Ovviamente Schubert compose ben nove sinfonie più un’ultima, la cosiddetta Incompiuta, considerata uno dei suoi maggiori capolavori. Ma è rimasto, anche ai nostri tempi, l’autore prediletto per i suoi Lieder e per la sua musica da camera, i quartetti o i quintetti (ancora oggi non c’è cartellone che non preveda l’esecuzione del quartetto Winterreise (Viaggio d’inverno, che dà il titolo anche ad una raccolta di oltre venti Lieder) o del Forellenquintett, il celebre Quintetto della trota dove dolcezza e brio degli archi dialogano con il puntuale contrappunto pianistico in una composizione armonica gioiosamente travolgente). Ma questi canti d’amore che nella operosa e placida Vienna della Restaurazione diventarono la cifra stessa della capitale austriaca (così come lo furono, decenni dopo, i valzer di Strauss) avevano radici lontane.

Nel basso medioevo, l’“amor cortese” fu alla base dei “canti d’amore” (Minnesang) che i trovatori tedeschi diffusero nelle città del sud al pari dei Trobador della Francia meridionale da dove poi il genere passò in Italia, in particolare in Toscana e in Sicilia. Fu questo il momento in cui il canto abbandonò la lingua latina che rimase prerogativa della musica religiosa, e dei canti gregoriani in particolare, per passare al volgare sia in Francia (in Occitano) sia in Germania e in Italia. I testi trobadorici che furono alla base delle canzoni, delle ballate del XIII e XIV secolo furono per lo più opera della scuola poetica di Aquitania, in Francia, e di Giacomo da Lentini e dei suoi seguaci in Italia.
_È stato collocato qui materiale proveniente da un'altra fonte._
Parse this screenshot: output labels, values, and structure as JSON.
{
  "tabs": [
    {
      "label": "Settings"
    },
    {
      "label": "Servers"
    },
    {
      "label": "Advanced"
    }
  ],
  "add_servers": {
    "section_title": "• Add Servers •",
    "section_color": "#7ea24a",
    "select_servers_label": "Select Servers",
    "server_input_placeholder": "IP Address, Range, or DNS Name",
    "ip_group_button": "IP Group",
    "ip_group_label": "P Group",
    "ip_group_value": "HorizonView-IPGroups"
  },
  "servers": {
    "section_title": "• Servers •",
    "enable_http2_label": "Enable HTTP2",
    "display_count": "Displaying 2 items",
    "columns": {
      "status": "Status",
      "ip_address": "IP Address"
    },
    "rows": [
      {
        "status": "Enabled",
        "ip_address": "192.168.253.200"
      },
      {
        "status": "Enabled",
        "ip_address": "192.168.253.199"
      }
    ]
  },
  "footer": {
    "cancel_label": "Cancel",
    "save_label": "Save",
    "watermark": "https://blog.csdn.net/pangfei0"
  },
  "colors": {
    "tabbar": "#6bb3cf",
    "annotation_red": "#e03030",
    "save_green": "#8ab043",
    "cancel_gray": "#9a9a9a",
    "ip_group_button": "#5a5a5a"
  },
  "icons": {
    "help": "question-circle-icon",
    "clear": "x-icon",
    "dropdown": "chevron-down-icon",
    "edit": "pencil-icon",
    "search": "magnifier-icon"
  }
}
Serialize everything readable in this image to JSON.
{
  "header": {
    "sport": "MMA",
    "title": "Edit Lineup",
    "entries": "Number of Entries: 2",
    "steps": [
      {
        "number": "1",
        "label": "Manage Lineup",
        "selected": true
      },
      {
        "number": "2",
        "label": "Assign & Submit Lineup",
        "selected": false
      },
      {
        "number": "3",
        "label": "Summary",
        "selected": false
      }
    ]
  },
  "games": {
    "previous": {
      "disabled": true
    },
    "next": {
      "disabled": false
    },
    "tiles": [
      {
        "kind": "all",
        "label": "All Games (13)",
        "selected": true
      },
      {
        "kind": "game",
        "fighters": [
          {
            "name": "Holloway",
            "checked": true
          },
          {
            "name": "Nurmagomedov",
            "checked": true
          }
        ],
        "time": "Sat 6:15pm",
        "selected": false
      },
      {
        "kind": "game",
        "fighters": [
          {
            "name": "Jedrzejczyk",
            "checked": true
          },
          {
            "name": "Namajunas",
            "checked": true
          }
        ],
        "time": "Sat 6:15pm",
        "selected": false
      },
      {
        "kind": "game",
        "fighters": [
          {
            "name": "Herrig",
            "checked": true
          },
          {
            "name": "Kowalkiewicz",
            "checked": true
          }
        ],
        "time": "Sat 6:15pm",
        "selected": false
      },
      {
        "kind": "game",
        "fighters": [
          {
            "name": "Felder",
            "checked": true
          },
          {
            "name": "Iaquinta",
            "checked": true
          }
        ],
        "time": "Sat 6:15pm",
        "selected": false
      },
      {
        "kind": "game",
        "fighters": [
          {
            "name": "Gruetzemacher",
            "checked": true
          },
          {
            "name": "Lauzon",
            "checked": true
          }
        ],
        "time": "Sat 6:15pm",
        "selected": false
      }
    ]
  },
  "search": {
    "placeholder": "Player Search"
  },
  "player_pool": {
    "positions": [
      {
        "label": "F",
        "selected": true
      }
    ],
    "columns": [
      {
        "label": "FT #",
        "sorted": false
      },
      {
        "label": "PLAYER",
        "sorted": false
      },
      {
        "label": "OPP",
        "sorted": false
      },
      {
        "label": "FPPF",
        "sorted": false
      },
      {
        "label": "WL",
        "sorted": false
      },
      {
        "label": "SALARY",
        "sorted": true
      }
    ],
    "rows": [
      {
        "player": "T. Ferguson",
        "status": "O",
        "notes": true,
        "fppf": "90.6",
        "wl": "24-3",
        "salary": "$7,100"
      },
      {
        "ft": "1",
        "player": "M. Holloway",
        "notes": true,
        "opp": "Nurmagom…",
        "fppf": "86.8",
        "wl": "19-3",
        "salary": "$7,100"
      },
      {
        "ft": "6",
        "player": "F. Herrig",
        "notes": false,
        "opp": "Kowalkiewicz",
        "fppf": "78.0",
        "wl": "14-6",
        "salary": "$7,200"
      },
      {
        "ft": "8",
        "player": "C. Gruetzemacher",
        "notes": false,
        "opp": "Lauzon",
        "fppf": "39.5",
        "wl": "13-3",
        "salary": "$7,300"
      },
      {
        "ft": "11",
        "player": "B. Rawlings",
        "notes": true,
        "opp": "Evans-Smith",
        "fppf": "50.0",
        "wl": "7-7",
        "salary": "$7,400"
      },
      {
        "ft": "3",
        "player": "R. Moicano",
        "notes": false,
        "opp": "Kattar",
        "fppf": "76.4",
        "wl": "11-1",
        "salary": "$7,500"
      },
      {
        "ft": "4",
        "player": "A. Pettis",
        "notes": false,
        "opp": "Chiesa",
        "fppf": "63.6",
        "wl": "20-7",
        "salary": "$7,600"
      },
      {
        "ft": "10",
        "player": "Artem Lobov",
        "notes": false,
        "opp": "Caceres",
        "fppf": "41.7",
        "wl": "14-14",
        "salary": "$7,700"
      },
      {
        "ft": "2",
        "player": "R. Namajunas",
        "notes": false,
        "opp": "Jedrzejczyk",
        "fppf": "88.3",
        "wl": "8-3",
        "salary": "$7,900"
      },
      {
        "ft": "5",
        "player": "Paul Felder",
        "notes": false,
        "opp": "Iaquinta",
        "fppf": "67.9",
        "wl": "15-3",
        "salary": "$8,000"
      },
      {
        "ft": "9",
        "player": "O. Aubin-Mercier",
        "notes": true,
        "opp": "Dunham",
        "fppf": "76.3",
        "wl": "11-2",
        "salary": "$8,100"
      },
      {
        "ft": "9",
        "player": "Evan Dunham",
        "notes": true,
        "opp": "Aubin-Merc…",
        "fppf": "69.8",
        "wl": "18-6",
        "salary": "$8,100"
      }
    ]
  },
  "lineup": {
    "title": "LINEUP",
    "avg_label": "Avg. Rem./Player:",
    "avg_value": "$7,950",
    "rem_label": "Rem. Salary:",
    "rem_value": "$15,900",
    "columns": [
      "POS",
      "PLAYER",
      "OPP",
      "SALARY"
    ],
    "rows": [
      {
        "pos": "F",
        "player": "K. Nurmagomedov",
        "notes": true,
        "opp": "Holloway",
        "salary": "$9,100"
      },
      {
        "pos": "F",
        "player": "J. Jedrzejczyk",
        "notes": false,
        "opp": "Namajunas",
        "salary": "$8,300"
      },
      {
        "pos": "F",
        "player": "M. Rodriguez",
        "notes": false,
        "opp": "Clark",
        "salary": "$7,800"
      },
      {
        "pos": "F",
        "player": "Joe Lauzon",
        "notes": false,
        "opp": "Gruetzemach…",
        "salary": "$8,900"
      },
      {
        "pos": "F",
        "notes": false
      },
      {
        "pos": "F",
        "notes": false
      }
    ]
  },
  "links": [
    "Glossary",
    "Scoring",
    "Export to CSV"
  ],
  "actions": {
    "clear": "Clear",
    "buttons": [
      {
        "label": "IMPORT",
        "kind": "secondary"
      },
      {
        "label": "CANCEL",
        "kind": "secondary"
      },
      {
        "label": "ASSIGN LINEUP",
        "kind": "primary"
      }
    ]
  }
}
Certo, i toni intimistici e crepuscolari che possiamo trovare nei Lieder schubertiani, mancavano ai tempi dei Minnesänger, dei Trovatori, quando era semplicemente “l’amor cortese’, quello cantato da Dante e Petrarca, ad ispirare i componimenti. Ma un filo che li collega c’è ed è appunto il ritorno della voce sola accompagnata preferibilmente da un unico strumento (il pianoforte in Schubert e negli altri preromantici) che ritroveremo anche, in parte, nella successiva epoca dei trionfi dell’Opera italiana dove la musicale struttura polifonica è a volte intervallata dalle ‘arie’ che poi son quelle che, non di rado, resero famose e popolari alcune opere (basti pensare al Caro nome del Rigoletto, a Casta diva di Norma, a Celeste Aida, a Vissi d’arte, vissi d’amor di Tosca). E non è un caso che Giuseppe Verdi abbia dedicato proprio a quel mondo lontano dell’amor cortese una delle sue più famose opere, il Trovatore in cui si narrano le vicende del Trobador Manrico e del duca di Luna.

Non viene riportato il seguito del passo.